27 Février 2013 , Rédigé par Samir Ould Ali Publié dans #Actualités

Contrairement aux persiflages que nous avons pu entendre ici et là il y a deux années, le problème des enseignants algériens n’est pas seulement d’ordre matériel et pécuniaire. Il est aussi, et surtout, lié au fait que leur statut d’éducateur n’a plus sa valeur d’antan, qu’ils sont presque abandonnés par une administration trop longtemps laissée entre les mains d’un seul patron, qu’ils ne sont plus formés à bonne école et que, par la force des choses, ils sont «presque» devenus des employés ternes et sans enthousiasme, eux dont la tâche pédagogique ne peut s’accomplir autrement que par la passion et le plaisir. Oui, le pouvoir d’achat et l’amélioration des conditions de vie sont importants. Oui, nous avons vu des enseignants débrayer des jours et des semaines pour la revalorisation d’un salaire qui ne faisait plus le poids devant l’impitoyable marche de la mercuriale. Mais, les grévistes criaient aussi autre chose : ils réclamaient une réhabilitation du statut maltraité d’éducateur et de pédagogue.
Aujourd’hui , les camarades du défunt Redouane Osmane - fervent éducateur décédé en 2007, un bâton de craie entre les doigts - se mettent en mouvement pour dénoncer la violence qui s’est insidieusement installée dans les écoles et mis en danger l’intégrité physique des élèves, des enseignants et de l’ensemble du personnel. Le tout sans que les pouvoir publics, à leur tête le ministère de l’Education nationale, n’aient pris de mesures pour la résorber et protéger la communauté de l’Education. Malgré la survenue tragique d’un certain nombre de meurtres (en 2009 dans une école des Amandiers à Oran, en 2011 dans le village de Aïn Souda, Guelma, cette année aussi à El Kerma, à El Hadjar), d’innombrables agressions, des bagarres et l’installation d’un «climat de terreur» -c’est la formule employée par de nombreuses enseignantes- dans de nombreux établissements scolaires algériens, les pouvoirs publics et la société civile demeurent les bras croisés, comme tétanisés par la violence d’un phénomène qu’ils n’auraient pas vu venir.
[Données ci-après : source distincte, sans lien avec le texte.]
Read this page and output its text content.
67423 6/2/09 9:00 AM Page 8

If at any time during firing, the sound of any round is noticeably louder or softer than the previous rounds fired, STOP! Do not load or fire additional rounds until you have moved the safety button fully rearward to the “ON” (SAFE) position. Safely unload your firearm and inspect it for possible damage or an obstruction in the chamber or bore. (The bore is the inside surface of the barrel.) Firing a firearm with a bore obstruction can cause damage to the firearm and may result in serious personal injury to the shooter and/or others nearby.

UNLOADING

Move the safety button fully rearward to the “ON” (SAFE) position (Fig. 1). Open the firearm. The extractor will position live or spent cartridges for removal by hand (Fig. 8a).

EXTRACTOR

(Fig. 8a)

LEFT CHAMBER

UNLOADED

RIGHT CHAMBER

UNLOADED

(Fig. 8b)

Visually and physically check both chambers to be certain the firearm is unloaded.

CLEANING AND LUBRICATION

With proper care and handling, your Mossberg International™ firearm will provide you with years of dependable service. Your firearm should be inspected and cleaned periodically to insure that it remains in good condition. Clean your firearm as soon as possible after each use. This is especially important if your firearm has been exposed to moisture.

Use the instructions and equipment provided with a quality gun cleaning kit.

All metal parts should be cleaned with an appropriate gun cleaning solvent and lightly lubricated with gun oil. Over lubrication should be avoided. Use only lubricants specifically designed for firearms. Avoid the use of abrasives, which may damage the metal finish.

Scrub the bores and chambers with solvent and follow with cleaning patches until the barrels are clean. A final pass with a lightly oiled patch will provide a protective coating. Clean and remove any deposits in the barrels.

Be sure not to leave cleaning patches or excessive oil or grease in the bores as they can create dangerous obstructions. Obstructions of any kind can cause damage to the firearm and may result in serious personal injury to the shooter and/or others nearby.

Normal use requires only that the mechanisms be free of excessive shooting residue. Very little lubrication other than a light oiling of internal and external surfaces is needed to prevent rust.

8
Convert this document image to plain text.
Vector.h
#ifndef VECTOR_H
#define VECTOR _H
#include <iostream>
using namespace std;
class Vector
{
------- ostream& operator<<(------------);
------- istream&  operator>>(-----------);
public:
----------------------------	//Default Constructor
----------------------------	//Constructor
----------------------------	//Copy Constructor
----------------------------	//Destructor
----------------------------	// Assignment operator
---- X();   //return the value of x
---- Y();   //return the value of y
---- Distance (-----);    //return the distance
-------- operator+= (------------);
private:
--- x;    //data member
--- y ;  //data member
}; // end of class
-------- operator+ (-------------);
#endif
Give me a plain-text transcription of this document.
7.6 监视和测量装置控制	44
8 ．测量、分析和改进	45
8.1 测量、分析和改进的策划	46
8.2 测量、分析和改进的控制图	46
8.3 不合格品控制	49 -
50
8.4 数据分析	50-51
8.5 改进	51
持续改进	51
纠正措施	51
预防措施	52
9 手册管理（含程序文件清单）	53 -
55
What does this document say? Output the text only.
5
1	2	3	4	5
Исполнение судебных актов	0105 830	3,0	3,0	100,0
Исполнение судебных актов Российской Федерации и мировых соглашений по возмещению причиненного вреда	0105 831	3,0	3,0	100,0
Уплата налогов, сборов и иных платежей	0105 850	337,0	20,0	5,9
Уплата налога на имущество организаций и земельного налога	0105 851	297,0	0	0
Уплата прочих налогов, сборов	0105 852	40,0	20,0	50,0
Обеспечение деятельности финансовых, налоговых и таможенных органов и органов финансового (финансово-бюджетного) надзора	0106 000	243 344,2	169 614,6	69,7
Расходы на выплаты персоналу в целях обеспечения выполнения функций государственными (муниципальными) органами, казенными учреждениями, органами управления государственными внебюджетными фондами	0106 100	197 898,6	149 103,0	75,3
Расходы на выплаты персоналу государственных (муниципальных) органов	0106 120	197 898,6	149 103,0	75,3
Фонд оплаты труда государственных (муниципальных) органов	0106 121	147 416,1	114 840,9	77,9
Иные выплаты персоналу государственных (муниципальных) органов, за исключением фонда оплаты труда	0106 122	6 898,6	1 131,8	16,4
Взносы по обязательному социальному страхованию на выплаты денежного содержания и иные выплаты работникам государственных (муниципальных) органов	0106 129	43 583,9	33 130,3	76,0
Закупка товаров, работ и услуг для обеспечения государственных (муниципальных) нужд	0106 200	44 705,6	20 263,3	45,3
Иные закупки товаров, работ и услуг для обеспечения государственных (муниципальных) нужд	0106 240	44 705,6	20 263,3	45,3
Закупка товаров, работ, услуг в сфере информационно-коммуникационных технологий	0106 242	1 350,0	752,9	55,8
Pourtant, les prémisses étaient visibles depuis longtemps et nous avons vu des enseignants, universitaires, parents et d’autres encore tirer furieusement mais en vain la sonnette d’alarme lorsque des enseignants du primaire et du moyen s’arrogeaient le droit de châtier les élèves -violemment, jusqu’à laisser des stigmates- ou que des élèves menaçaient les éducateurs sans que personne ne réagisse. Y compris la Fédération nationale des associations de parents d’élèves, qui préférait détourner les yeux plutôt que de saisir le taureau par les cornes et faire face au problème naissant. La suite, tout le monde la connaît : les pédagogues ne sont pas plus considérés qu’un vendeur de cigarettes, des élèves rentrent à l’école des armes blanches sous le tablier bleu, d’autres consomment et parfois vendent de la drogue, des éducatrices vont au travail la peur au ventre, des enseignants recourent eux-mêmes à la violence la plus cruelle…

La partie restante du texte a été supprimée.